What IS End of Life Care?

What IS End of Life Care?

End of life.  What does that mean, really?  If one thinks about it, it becomes obvious that the definitions are as many as there are people considering it!  It could be final minutes, days, months, OR years in a “normal” lifespan.  It could be the final moments before a traumatic injury or intrusive illness renders the body unable to continue to function. 

For my purposes as a human developmentalist and a professional care manager, the last months of a lifespan in a body that is becoming more and more tired and painful and a mind and heart that are calm in the certainty that life has been lived as it was meant to be constitutes the end of life. 

End of life care includes comfort care, relief of pain and anxiety, the means to savor everything that is most pleasant and treasured.  Loving relationships of friends and families, opportunity to make amends and embrace in understanding are more important and significant, somehow, at end of life.  To some it may include hosting one last big bash, going on that fishing trip or cruise, or being involved in preparing one more Christmas dinner.  
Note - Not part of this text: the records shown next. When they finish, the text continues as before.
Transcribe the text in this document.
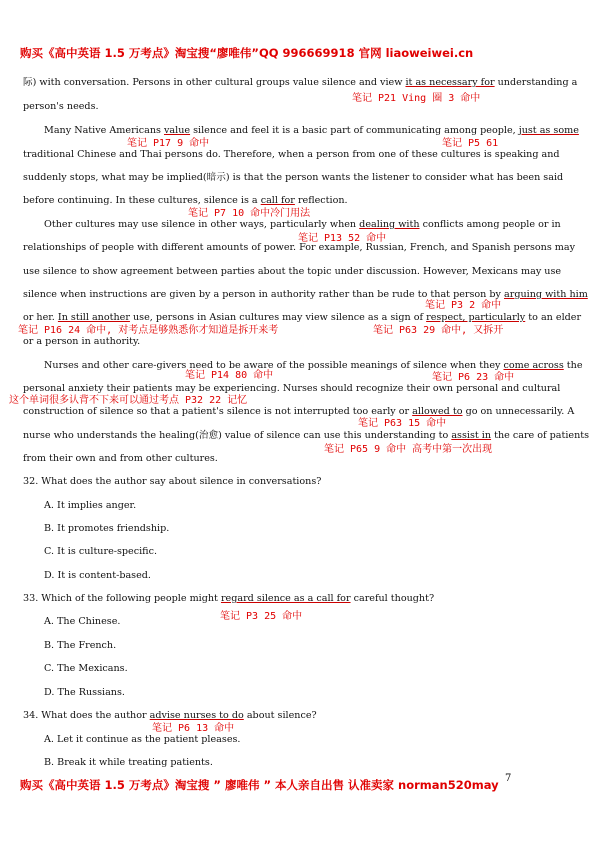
购买《高中英语 1.5 万考点》淘宝搜“廖唯伟”QQ 996669918 官网 liaoweiwei.cn
际) with conversation. Persons in other cultural groups value silence and view it as necessary for understanding a
笔记 P21 Ving 圈 3 命中
person's needs.
Many Native Americans value silence and feel it is a basic part of communicating among people, just as some
笔记 P17 9 命中	笔记 P5 61
traditional Chinese and Thai persons do. Therefore, when a person from one of these cultures is speaking and
suddenly stops, what may be implied(暗示) is that the person wants the listener to consider what has been said
before continuing. In these cultures, silence is a call for reflection.
笔记 P7 10 命中冷门用法
Other cultures may use silence in other ways, particularly when dealing with conflicts among people or in
笔记 P13 52 命中
relationships of people with different amounts of power. For example, Russian, French, and Spanish persons may
use silence to show agreement between parties about the topic under discussion. However, Mexicans may use
silence when instructions are given by a person in authority rather than be rude to that person by arguing with him
笔记 P3 2 命中
or her. In still another use, persons in Asian cultures may view silence as a sign of respect, particularly to an elder
笔记 P16 24 命中, 对考点是够熟悉你才知道是拆开来考	笔记 P63 29 命中, 又拆开
or a person in authority.
Nurses and other care-givers need to be aware of the possible meanings of silence when they come across the
笔记 P14 80 命中	笔记 P6 23 命中
personal anxiety their patients may be experiencing. Nurses should recognize their own personal and cultural
这个单词很多认背不下来可以通过考点 P32 22 记忆
construction of silence so that a patient's silence is not interrupted too early or allowed to go on unnecessarily. A
笔记 P63 15 命中
nurse who understands the healing(治愈) value of silence can use this understanding to assist in the care of patients
笔记 P65 9 命中 高考中第一次出现
from their own and from other cultures.
32. What does the author say about silence in conversations?
A. It implies anger.
B. It promotes friendship.
C. It is culture-specific.
D. It is content-based.
33. Which of the following people might regard silence as a call for careful thought?
笔记 P3 25 命中
A. The Chinese.
B. The French.
C. The Mexicans.
D. The Russians.
34. What does the author advise nurses to do about silence?
笔记 P6 13 命中
A. Let it continue as the patient pleases.
B. Break it while treating patients.
购买《高中英语 1.5 万考点》淘宝搜 ” 廖唯伟 ” 本人亲自出售 认准卖家 norman520may 7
Hospice care, palliative care, comfort care, and the “slow medicine” philosophy are all intended to enhance one’s end of life experience.  To finish a life well lived with dignity, love, and comfort is our wish for our clients and their families.  It is also our wish in the world beyond our personal knowledge that seems to value length over quality; a society that takes pride in the ability to take control over the natural consequences of aging and dying in order to make them more palatable and attractive.  In so doing, we rob individuals of the opportunity to really LIVE during the last months and years of life.

When you hear the word “Hospice” I hope you will reconsider what is intended;  NOT the suggestion that one should “give up,” NOT the insinuation that there is no hope for anything more, NOT the prediction of imminent passingInstead, Hospice means the promise of best possible, realized potential, freedom to be real and genuine and experience the essence of the best of life on earth.  A gift.     Please don’t be fearful.